At BSC, he was an assistant coach for one year and then promoted to head coach for 15 years. He also served four years as associate athletic director until the college shut down in 2024.
Since then, he has worked in several other athletic administrative roles, including manager of the Transplant Games of America and senior games manager for the World Police and Fire Games. He also is a meet director for the Birmingham Indoor Icebreaker and 2026 NCAA Division III Indoor Track and Field Championship at the Birmingham Crossplex.
In Hoover, Cox was in the third class of Leadership Hoover in 2019-20 and now serves as chairman of the board for the organization. He also is secretary for the Hoover Downtown Redevelopment Authority and serves on the boards of the Hoover Parks and Recreation Foundation and Boys and Girls Clubs of Central Alabama.
Cox said that’s one of the things that separates him from other candidates in his race — he’s already been doing the work. And “that will not change once I get in office,” he said. “That’s who I am.
“In my experience, leaders are not just people that are going to stand in front and give out orders or tell people what to do,” he said. It’s more about being a living example of service, he said.
Cox said the biggest issue facing the city of Hoover right now is getting all the leadership on the same page.
“We have to come together,” he said. “Yes, we might have our differences. Yes, we might have different backgrounds and different perspectives … but at the end of the day, if we are going to move the organization forward, if we are going to move the community forward — in this case move the city forward, we’ve got to agree that working together is better for the whole than allowing our differences to prevent us from doing what we are called to do and what we’ve been elected to do.”
His commitment is to create a united front to have a positive environment, he said.
“There’s so much divisiveness in this world.
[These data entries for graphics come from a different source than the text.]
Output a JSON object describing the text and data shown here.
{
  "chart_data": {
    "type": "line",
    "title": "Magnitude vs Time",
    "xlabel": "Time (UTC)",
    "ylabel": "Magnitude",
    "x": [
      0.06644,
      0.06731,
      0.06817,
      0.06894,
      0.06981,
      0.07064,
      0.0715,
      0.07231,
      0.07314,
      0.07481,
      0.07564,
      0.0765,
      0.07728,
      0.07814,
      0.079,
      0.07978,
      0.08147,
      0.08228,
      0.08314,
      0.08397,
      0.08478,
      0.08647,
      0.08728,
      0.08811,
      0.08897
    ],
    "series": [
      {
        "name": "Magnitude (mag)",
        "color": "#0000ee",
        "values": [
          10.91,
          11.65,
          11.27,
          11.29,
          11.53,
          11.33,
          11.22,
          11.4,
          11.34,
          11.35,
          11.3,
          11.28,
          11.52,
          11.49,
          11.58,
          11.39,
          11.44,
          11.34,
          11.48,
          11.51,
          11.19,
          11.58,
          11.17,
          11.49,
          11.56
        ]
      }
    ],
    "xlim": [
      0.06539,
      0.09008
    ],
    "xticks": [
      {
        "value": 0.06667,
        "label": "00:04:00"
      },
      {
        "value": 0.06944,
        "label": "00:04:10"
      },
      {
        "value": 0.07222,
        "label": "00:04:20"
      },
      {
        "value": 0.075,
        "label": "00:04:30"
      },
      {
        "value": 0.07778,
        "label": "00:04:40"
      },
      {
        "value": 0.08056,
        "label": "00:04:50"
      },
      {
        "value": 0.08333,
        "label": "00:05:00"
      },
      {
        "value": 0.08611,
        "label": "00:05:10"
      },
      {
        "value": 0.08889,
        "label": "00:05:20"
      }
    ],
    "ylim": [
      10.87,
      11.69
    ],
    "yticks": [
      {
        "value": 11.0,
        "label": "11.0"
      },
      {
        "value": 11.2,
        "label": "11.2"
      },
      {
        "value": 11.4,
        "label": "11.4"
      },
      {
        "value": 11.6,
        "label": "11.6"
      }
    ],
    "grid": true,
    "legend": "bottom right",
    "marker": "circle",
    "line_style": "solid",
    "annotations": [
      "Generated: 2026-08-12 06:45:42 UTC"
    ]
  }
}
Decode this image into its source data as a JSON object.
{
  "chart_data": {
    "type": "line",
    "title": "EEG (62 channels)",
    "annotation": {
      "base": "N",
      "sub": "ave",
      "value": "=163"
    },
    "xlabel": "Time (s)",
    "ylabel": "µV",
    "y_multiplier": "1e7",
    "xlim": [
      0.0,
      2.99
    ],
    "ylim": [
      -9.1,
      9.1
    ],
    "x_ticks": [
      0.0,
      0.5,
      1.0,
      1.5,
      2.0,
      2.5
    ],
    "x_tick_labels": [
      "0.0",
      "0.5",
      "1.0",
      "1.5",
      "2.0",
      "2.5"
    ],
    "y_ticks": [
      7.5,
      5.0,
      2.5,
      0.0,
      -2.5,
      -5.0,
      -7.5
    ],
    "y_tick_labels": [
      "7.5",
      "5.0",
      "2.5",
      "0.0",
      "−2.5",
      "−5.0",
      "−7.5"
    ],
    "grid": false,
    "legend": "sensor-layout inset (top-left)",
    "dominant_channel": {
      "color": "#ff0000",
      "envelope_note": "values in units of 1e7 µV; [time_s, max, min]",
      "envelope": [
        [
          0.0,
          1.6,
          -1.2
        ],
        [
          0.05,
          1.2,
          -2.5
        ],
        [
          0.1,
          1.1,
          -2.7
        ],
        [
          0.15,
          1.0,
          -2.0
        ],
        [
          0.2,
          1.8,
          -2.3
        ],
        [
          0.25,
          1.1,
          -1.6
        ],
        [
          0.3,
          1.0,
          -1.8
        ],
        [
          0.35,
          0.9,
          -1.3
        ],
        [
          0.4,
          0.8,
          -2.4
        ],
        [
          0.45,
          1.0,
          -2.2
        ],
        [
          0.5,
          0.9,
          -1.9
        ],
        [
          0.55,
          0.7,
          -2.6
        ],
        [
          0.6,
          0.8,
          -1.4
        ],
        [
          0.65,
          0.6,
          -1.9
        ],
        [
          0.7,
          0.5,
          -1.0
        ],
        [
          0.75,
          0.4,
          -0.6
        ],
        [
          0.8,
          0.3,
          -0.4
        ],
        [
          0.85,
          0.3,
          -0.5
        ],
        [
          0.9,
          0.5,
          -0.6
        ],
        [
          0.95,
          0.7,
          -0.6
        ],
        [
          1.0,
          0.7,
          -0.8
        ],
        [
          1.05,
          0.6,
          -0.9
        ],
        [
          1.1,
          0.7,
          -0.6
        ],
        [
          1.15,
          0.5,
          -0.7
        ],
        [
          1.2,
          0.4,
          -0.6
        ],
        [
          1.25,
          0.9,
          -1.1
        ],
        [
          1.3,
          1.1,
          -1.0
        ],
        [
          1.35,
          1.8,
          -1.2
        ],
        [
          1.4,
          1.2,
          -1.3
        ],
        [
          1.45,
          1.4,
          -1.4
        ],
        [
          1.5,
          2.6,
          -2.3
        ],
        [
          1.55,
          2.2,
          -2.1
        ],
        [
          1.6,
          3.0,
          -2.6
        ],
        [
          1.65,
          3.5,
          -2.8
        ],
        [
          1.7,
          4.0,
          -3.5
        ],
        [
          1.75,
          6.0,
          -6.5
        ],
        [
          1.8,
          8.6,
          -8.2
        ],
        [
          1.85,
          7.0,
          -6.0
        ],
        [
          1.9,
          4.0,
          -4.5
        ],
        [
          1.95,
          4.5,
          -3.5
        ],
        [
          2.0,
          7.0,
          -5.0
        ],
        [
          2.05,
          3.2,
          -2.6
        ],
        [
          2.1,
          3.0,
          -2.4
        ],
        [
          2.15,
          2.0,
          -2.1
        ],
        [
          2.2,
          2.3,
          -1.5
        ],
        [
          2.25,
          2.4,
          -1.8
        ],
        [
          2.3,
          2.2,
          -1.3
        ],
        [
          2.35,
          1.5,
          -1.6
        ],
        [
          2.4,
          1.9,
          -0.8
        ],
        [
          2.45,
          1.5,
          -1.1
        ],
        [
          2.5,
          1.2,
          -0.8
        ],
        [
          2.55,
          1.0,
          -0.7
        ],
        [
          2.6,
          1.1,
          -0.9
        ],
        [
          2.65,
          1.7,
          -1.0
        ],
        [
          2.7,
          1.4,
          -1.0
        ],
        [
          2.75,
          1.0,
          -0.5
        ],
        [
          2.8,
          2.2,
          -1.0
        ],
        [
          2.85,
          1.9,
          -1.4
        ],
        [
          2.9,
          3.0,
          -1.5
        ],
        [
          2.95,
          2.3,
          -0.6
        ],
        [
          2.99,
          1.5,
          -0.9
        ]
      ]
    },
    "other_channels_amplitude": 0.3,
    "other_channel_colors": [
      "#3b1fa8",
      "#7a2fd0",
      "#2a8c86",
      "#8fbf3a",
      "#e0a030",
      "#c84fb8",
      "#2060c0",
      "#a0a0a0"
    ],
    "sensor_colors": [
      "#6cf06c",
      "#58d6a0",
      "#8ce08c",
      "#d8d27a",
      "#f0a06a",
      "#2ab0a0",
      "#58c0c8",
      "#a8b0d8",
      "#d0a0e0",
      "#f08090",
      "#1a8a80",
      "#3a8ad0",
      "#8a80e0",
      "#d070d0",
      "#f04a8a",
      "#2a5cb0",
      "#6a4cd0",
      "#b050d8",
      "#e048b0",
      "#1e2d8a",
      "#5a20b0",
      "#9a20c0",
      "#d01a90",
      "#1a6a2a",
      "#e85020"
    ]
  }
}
There’s so much divisiveness in politics,” Cox said. “We don’t need divisiveness in our community.”
On a more concrete level, one of the biggest needs in Hoover is an arts center, Cox said. As he has been knocking on doors as a candidate, he has heard incredible demand for that, he said. People have been pushing for this for a decade or more and they want the arts to be just as appreciated as athletics and the business community, he said.
He believes it will take more than the $17 million already allocated toward that project, he said. He also wants to involve the arts community more in the planning process for it, he said.
The city also needs to move forward with the idea of better identifying a “downtown Hoover” and getting a plan together to redevelop the Riverchase Galleria and Patton Creek shopping centers.
“Why are we building new businesses and why are we breaking ground and continuing to build new construction when we have this eyesore in the Patton Creek and the Galleria?” he said.
It’s great to have new development, but something needs to be done for existing areas that are vacant, he said.
The city’s economic development team has been working hard on this, but there are a lot of different property owners involved, and “it’s very, very complex,” he said.
When asked if he would favor a property tax increase for Hoover schools, Cox said city officials need to listen to their school board for recommendations of what is needed in the school system and listen to the city’s chief financial officer and the community at large.
“If it’s profitable for our city and our school system and we’re not compromising the integrity of other areas of our city that are going to be impacted by this, then I’m all for it,” Cox said. “I’ve got kids in the school system. I pay taxes, and I’m an advocate for our schools to have what they need. To not have the resources is unacceptable.”